Take one large pot and fill it with water (1/4 from the top). Add 1 teaspoon salt and 4 tablespoons cooking oil to the water, and bring to a boil. Then add the whole bag of the elbow macaroni but only cook in the boiling water for no more than 10 minutes! (The consistency should only be half way cooked.) Drain the noodles and let the sit, but do NOT rinse!
Mix in large bowl, the can milk, whole milk, sugar, soup, butter, water, both the red & black pepper, and the eggs. (Beat the contents together well.).
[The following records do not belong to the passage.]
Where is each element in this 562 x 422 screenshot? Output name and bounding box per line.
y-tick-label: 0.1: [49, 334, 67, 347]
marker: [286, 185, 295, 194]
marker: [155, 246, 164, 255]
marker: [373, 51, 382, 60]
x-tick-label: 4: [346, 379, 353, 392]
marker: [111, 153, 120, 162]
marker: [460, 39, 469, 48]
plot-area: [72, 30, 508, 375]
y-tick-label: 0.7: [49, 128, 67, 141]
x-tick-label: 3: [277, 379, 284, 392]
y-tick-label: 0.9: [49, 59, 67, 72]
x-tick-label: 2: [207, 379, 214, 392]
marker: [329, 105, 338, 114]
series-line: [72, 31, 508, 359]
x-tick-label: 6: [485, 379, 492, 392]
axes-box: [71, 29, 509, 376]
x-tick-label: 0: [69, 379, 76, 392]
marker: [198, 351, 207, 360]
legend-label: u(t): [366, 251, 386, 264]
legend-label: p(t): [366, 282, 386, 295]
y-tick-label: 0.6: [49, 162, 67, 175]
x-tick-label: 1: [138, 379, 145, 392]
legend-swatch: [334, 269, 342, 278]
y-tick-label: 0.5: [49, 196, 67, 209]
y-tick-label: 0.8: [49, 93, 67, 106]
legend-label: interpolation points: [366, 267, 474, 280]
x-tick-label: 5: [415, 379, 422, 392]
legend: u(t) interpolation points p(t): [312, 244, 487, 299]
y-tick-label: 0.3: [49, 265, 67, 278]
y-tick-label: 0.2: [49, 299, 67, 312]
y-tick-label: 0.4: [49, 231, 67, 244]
Put in a 11 x 9 x 2 inch deep casserole dish or aluminum pan, in layers (In this order):
1. First the macaroni (One flat layer).
2. Then the SHREDDED sharp cheddar cheese.
3. More macaroni.
4. Then the sauce mixture.
5. Then the SLICED sharp cheddar cheese (Save one package for the top of the macaroni).
6. Then repeat steps 1 through 5, until all is in the casserole dish.
The last step would be a layer of the SLICED sharp cheddar cheese on top. Panko topping (Optional): Melt ¼ cup butter in pan, add 1 cup panko bread crumbs, add 1 tbsp paprika, mix well, and put over the top of cheese and noodles in casserole dish. (You can also grind up Goldfish crackers as your topping.).
Now place the dish in a 350° preheat oven.
Bake for 20 minutes (Covered), and 10 minutes (Uncovered).
Take out of the oven and let it set for 30 minutes (for best results), before serving.